There are some harsh realities that Sacramento Kings fans, players, coaches and front office personnel need to understand.
This is it.
This is the team you will watch. The team you will play for. The team you will coach and this the team that you will finish the season with.
There will be no trades. There will be no guidance. No stability, nor improvement. No mandates from above on who should play or who should sit. At 17-32, this is the team and staff that will ride out this year and there’s nothing that anyone can do about it.
What’s worse? It’s every man for himself.
That’s the way it works in a lame duck season. And trust me, this is a lame duck season of epic proportions. Whether the future is in Sacramento or Seattle, no one survives this mess.
Not the coaching staff and not the front office. And at least half these players will be employed by a new franchise next season.
It’s the way it goes. New ownership means new blood and new money coursing through the veins of this colossal train wreck. Money can buy a lot of things. Just how much will be tested because the laundry list is long.
But for now, there are still 33 games left in the Kings’ 2012-13 schedule. And they could all end like the game yesterday in New York.
In embarrassment.
While we would like to see this team pull together and be galvanized by the many outside distractions, that is not in the cards.
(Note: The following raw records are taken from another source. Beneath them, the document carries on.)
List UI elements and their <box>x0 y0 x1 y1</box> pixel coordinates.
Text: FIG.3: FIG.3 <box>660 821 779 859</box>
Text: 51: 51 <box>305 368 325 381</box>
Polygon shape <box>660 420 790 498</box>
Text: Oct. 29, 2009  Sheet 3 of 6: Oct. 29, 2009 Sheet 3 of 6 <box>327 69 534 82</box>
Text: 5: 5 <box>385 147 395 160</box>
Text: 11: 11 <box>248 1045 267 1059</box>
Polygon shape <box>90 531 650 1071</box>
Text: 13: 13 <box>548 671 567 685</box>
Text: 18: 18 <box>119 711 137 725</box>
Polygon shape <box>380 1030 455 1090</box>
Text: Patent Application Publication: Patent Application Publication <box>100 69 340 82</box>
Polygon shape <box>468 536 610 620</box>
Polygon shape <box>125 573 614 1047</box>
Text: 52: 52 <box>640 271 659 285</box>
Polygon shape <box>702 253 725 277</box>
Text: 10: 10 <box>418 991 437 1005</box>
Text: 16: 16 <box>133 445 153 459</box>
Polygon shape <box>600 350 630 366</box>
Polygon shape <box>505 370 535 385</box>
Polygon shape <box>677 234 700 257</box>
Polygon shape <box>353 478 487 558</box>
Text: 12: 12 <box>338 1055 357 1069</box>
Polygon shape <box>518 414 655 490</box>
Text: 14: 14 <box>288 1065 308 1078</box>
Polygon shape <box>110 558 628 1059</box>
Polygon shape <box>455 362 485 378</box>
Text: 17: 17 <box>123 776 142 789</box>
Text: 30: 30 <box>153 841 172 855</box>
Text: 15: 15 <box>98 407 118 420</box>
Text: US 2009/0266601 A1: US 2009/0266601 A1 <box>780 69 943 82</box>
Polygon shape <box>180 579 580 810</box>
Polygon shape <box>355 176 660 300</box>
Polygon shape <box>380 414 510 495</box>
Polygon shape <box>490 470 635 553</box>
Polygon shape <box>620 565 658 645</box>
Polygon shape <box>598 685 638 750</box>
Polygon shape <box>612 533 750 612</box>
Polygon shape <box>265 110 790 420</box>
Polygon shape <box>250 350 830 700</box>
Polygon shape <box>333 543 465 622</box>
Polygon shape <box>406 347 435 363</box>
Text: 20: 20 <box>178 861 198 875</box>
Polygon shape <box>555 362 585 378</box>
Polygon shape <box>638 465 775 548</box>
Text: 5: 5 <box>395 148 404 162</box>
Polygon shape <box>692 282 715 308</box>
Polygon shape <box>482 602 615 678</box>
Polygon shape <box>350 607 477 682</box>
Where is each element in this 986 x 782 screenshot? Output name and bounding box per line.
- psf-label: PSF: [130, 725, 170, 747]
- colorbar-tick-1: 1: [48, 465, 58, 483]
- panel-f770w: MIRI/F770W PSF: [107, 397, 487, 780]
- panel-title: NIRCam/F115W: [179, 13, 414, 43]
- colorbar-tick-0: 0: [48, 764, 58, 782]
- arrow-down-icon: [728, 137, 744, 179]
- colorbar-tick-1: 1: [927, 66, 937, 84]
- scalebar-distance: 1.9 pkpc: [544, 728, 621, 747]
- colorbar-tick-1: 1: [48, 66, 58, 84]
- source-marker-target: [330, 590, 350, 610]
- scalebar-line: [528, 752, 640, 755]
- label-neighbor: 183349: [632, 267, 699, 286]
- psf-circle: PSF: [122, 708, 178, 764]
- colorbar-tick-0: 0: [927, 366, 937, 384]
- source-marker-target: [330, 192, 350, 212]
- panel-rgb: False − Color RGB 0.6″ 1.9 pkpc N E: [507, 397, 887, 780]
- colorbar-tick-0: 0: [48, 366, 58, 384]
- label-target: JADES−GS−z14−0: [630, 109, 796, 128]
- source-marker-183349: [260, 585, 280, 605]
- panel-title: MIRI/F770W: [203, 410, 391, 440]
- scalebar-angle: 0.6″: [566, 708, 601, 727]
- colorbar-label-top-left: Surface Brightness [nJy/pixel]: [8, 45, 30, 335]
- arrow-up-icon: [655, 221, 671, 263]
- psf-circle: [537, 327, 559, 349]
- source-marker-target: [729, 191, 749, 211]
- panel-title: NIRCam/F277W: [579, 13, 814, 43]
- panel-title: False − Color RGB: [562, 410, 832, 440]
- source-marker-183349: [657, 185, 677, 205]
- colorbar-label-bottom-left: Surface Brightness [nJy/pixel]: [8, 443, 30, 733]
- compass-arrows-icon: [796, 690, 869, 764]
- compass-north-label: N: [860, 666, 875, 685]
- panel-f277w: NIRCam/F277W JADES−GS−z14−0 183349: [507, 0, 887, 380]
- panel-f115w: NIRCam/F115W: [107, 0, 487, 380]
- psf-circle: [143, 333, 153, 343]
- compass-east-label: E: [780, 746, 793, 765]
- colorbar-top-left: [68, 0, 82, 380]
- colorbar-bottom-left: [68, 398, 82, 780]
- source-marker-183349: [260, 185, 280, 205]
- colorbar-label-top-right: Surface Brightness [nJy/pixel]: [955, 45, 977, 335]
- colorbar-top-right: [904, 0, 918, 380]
It is about to get uglier. This is no longer a team, but a group of men auditioning for their next job and it doesn’t end with the guys on the roster.
If Keith Smart wants to earn another head coaching job, he will play the players that will help him win the most games.
There is no time left for grooming and no thought of a youth movement. Smart has been through this before. He ran a 10-game improvement with the Golden State Warriors in the 2010-11 season while trying to impress new owners Joe Lacob and Peter Guber. It wasn’t enough, but it still earned him a shot at the Kings’ job less than a year later.
So Jimmer Fredette fans beware. We will see plenty of Aaron Brooks, Francisco Garcia and John Salmons going down the stretch. It is the safest play for Smart, like it or not. He is more comfortable with veterans and that is where he will turn.
And the players? Let’s make a list of them that are looking for new deals and possibly new teams next season: Garcia (unrestricted free agent), Brooks (player option), James Johnson (restricted free agent), Tyreke Evans (RFA) and Tyler Honeycutt (RFA). That list doesn’t even include Isaiah Thomas (entering the final year of his rookie deal), DeMarcus Cousins (eligible for a monster extension) and Salmons (a major candidate for amnesty under a new ownership group).
What we are going to see is more of the same isolation, one-on-one basketball – only on steroids. Points equal dollars in the NBA and this is going to be a race to see who can score the most.
For the front office, this is the team that Geoff Petrie will go to his NBA grave with. He is as hamstrung as anyone in this situation and he has been for half a decade. However, there is no one to blame for his predicament but himself. He is the one who stayed in this situation, despite knowing who his bosses were.
Could you imagine being Petrie, owning the fifth pick in last summer’s NBA Draft and not getting a single top five selection to come in for a workout? And that was before the franchise went completely nuclear.
Would Petrie like to make a handful of trades? You bet he would. How painful must it have been to read Marc Stein report that the Memphis Grizzlies would have traded Rudy Gay for Evans?
It’s not happening. The Maloofs won’t let Petrie adjust this roster. Not now. It’s not their team to work with and the last thing they would do is put a $525-million deal in jeopardy.
So get ready for 33 games of forgettable basketball. Sure, the Kings may win some games, but don’t count on anything spectacular. This is about what is next for plenty of people.
While the world crumbles around them, expect survival instincts to take over. Expect hero mode and a major lack of accountability. It’s not an indictment on Smart, Petrie or the players. It is the reality of the 2012-13 Sacramento Kings. This is what happens when the ship is sinking.